Why is this not counted as part of your emergency fund? As you point out, you could break the CDs for a pretty minimal hit, if you really had to. That would increase your e-fund up to the $15k range.

So, as the new year begins unfolding, I am wondering if I should:
(a) Leave well enough alone. Make those minimum $130/month payments and not worry about it--I mean c'mon! Its 'Good Debt', aint it? </sarcarsm>
(b) Pay off the loans from my savings. Just lease another car next year instead of buy--which is what I'd likely do anyway as I think NYC destroys cars which is enough to get me past my anti-lease views in the past
(c) Use one of those blank checks my credit card company sends me (I dont carry balances on credit cards--this is my last piece of 'debt' outside of the mortgage and lease payment) to pay it off. 0% interest for 2 years. 3% fee.
(d) Lower my 401k withholding to 6% and roll the post-tax adjusted take-home bump into my student loan payment (would pay off the loan in 3-4 years, maybe a little quicker)

Are you willing to stop using the credit card that sends you the checks? (You don't really have to do this, if you are able to pay the monthly charges off every month, in addition to the required minimum payment, but it will be a bit harder to make sure you are paying enough to pay the former student loan debt off before the promo rate expires.) Are you willing and able to make payments in the $350/month range in order to pay the debt off before the promo rate expires?

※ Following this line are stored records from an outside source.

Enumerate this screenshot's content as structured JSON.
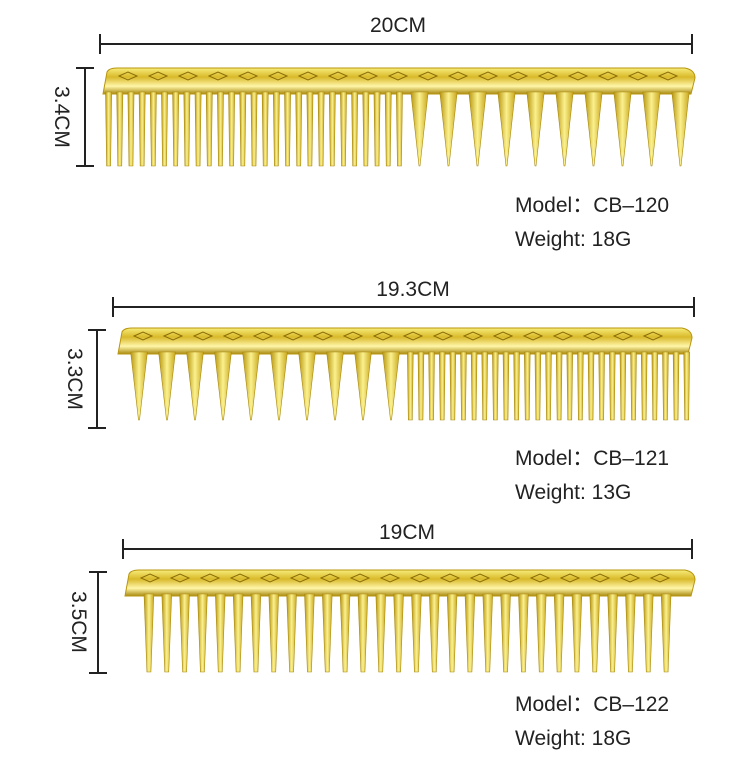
{
  "products": [
    {
      "length": "20CM",
      "height": "3.4CM",
      "model": "Model：CB–120",
      "weight": "Weight: 18G"
    },
    {
      "length": "19.3CM",
      "height": "3.3CM",
      "model": "Model：CB–121",
      "weight": "Weight: 13G"
    },
    {
      "length": "19CM",
      "height": "3.5CM",
      "model": "Model：CB–122",
      "weight": "Weight: 18G"
    }
  ]
}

If so, I would say that you should consider this option. It will cost you about a $233 transfer fee and the debt will be gone in 2 years. Compared to continuing to make $130 payments for the next 6 years or so, which will cost you almost $1700 in interest, using the 0% balance transfer option will be a significant savings.

Another option might be to transfer the debt to the credit card, and continue making the $130/month payments. plus any extra money that you can find, to the credit card. (Please note - your first payment may need to cover the $233 fee so you should plan for that). At the end of the promo rate, you should be down to a $4600 balance (or less, depending on how much extra you've been able to toss at it), which could be covered by your money in CDs, if you don't have another decent BT offer. If you end up buying a car instead of leasing one next year, putting your previous lease payments toward the debt could probably pay it down substantially before the promo rate expires.